As FCI Dublin's director Charles E. Samuels writes in a memo at the front of the handbook, "Nearly all of you will release from prison one day and return to the community... Regardless of how many days, months, or years you may have time to serve, it is critical that you begin your preparation for reentry today!" Also, he adds, that any unwanted "sexual behaviors" or anyone "fearful about being sexually assaulted" should contact staff immediately.
And it sounds like Felicity will actually only serve 13 days of her 14-day sentence. As TMZ reports today, she'll be out on October 27, due to credit for time served during her initial arrest and booking.
Huffman was accused of conspiring with college admissions fraudster William "Rick" Singer, paying him $15,000 to have answers on her daughter's SAT exam changed.

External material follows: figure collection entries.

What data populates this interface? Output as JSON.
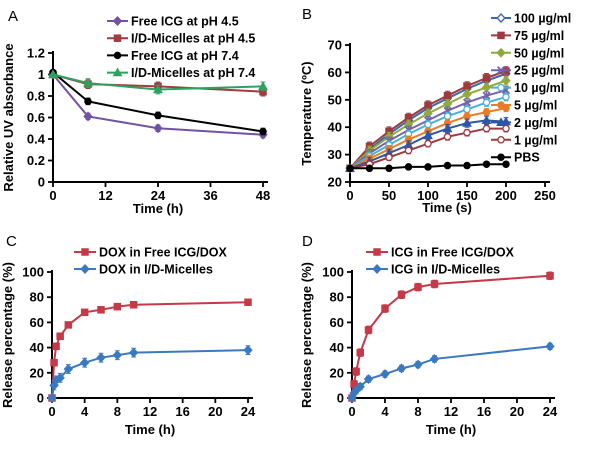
{
  "figure": {
    "background": "#ffffff",
    "panel_letters": [
      "A",
      "B",
      "C",
      "D"
    ]
  },
  "chart_data": [
    {
      "id": "A",
      "panel_letter": "A",
      "type": "line",
      "title": "",
      "xlabel": "Time (h)",
      "ylabel": "Relative UV absorbance",
      "xlim": [
        0,
        48
      ],
      "ylim": [
        0,
        1.2
      ],
      "xticks": [
        0,
        12,
        24,
        36,
        48
      ],
      "yticks": [
        0,
        0.2,
        0.4,
        0.6,
        0.8,
        1,
        1.2
      ],
      "grid": false,
      "legend_position": "top-right-inside",
      "x": [
        0,
        8,
        24,
        48
      ],
      "series": [
        {
          "name": "Free ICG at pH 4.5",
          "color": "#7252a3",
          "marker": "diamond",
          "open": false,
          "values": [
            1.0,
            0.61,
            0.5,
            0.44
          ],
          "error": 0.03
        },
        {
          "name": "I/D-Micelles at pH 4.5",
          "color": "#a23b40",
          "marker": "square",
          "open": false,
          "values": [
            1.0,
            0.91,
            0.89,
            0.84
          ],
          "error": 0.04
        },
        {
          "name": "Free ICG at pH 7.4",
          "color": "#000000",
          "marker": "circle",
          "open": false,
          "values": [
            1.02,
            0.75,
            0.62,
            0.47
          ],
          "error": 0.03
        },
        {
          "name": "I/D-Micelles at pH 7.4",
          "color": "#2ca25f",
          "marker": "triangle",
          "open": false,
          "values": [
            1.0,
            0.92,
            0.86,
            0.89
          ],
          "error": 0.04
        }
      ]
    },
    {
      "id": "B",
      "panel_letter": "B",
      "type": "line",
      "title": "",
      "xlabel": "Time (s)",
      "ylabel": "Temperature (ºC)",
      "xlim": [
        0,
        250
      ],
      "ylim": [
        20,
        70
      ],
      "xticks": [
        0,
        50,
        100,
        150,
        200,
        250
      ],
      "yticks": [
        20,
        30,
        40,
        50,
        60,
        70
      ],
      "grid": false,
      "legend_position": "right-outside",
      "x": [
        0,
        25,
        50,
        75,
        100,
        125,
        150,
        175,
        200
      ],
      "series": [
        {
          "name": "100 µg/ml",
          "color": "#3a67b1",
          "marker": "diamond",
          "open": true,
          "values": [
            25,
            32,
            37.5,
            42.5,
            47,
            50.5,
            54,
            57,
            59.5
          ],
          "error": 1.5
        },
        {
          "name": "75 µg/ml",
          "color": "#9d3a3e",
          "marker": "square",
          "open": false,
          "values": [
            25,
            33,
            38.5,
            43.5,
            48,
            51.5,
            55,
            58,
            60.5
          ],
          "error": 1.6
        },
        {
          "name": "50 µg/ml",
          "color": "#8fa93c",
          "marker": "diamond",
          "open": false,
          "values": [
            25,
            31.5,
            36.5,
            41,
            45,
            48.5,
            52,
            54.5,
            57
          ],
          "error": 1.6
        },
        {
          "name": "25 µg/ml",
          "color": "#7563a9",
          "marker": "x",
          "open": false,
          "values": [
            25,
            30.5,
            35,
            39,
            42.5,
            46,
            49,
            51.5,
            53.5
          ],
          "error": 1.4
        },
        {
          "name": "10 µg/ml",
          "color": "#47b1d7",
          "marker": "circle",
          "open": true,
          "values": [
            25,
            29.5,
            33.5,
            37.5,
            41,
            44,
            46.5,
            49,
            51
          ],
          "error": 1.4
        },
        {
          "name": "5 µg/ml",
          "color": "#ea7c27",
          "marker": "circle",
          "open": false,
          "values": [
            25,
            28.5,
            32,
            35.5,
            38.5,
            41.5,
            44,
            45.5,
            47
          ],
          "error": 1.3
        },
        {
          "name": "2 µg/ml",
          "color": "#2e56a6",
          "marker": "triangle",
          "open": false,
          "values": [
            25,
            27.5,
            30.5,
            33.5,
            37,
            39.5,
            41.5,
            42.5,
            42
          ],
          "error": 1.5
        },
        {
          "name": "1 µg/ml",
          "color": "#9d3a3e",
          "marker": "circle",
          "open": true,
          "values": [
            25,
            26.5,
            29,
            31.5,
            34,
            36.5,
            38,
            39.5,
            39.5
          ],
          "error": 1.2
        },
        {
          "name": "PBS",
          "color": "#000000",
          "marker": "circle",
          "open": false,
          "values": [
            25,
            25,
            25,
            25.5,
            25.5,
            26,
            26,
            26.5,
            26.5
          ],
          "error": 0.6
        }
      ]
    },
    {
      "id": "C",
      "panel_letter": "C",
      "type": "line",
      "title": "",
      "xlabel": "Time (h)",
      "ylabel": "Release percentage (%)",
      "xlim": [
        0,
        24
      ],
      "ylim": [
        0,
        100
      ],
      "xticks": [
        0,
        4,
        8,
        12,
        16,
        20,
        24
      ],
      "yticks": [
        0,
        20,
        40,
        60,
        80,
        100
      ],
      "grid": false,
      "legend_position": "top-inside",
      "x": [
        0,
        0.25,
        0.5,
        1,
        2,
        4,
        6,
        8,
        10,
        24
      ],
      "series": [
        {
          "name": "DOX in Free ICG/DOX",
          "color": "#c63948",
          "marker": "square",
          "open": false,
          "values": [
            0,
            28,
            41,
            49,
            58,
            68,
            70,
            72.5,
            74,
            76
          ],
          "error": 2
        },
        {
          "name": "DOX in I/D-Micelles",
          "color": "#3a79c0",
          "marker": "diamond",
          "open": false,
          "values": [
            0,
            10,
            14,
            16,
            23,
            28,
            32,
            34,
            36,
            38
          ],
          "error": 3.5
        }
      ]
    },
    {
      "id": "D",
      "panel_letter": "D",
      "type": "line",
      "title": "",
      "xlabel": "Time (h)",
      "ylabel": "Release percentage (%)",
      "xlim": [
        0,
        24
      ],
      "ylim": [
        0,
        100
      ],
      "xticks": [
        0,
        4,
        8,
        12,
        16,
        20,
        24
      ],
      "yticks": [
        0,
        20,
        40,
        60,
        80,
        100
      ],
      "grid": false,
      "legend_position": "top-inside",
      "x": [
        0,
        0.25,
        0.5,
        1,
        2,
        4,
        6,
        8,
        10,
        24
      ],
      "series": [
        {
          "name": "ICG in Free ICG/DOX",
          "color": "#c63948",
          "marker": "square",
          "open": false,
          "values": [
            0,
            11,
            21,
            36,
            54,
            71,
            82,
            88,
            90.5,
            97
          ],
          "error": 3
        },
        {
          "name": "ICG in I/D-Micelles",
          "color": "#3a79c0",
          "marker": "diamond",
          "open": false,
          "values": [
            0,
            4,
            6,
            9,
            15,
            19,
            23.5,
            26.5,
            31,
            41
          ],
          "error": 2.5
        }
      ]
    }
  ]
}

The 56-year-old actress pleaded guilty in federal court in Boston and was sentenced last month. In a statement she read in court, Huffman said, "I would like to apologize again to my daughter, my husband, my family and the educational community for my actions. And I especially want to apologize to the students who work hard every day to get into college, and to their parents who make tremendous sacrifices supporting their children... I have learned a lot over the last six months about my flaws as a person. My goal now is to serve the sentence that the court has given me."
In addition to the prison term, Huffman will have one year of probation and have to serve 250 hours of community service.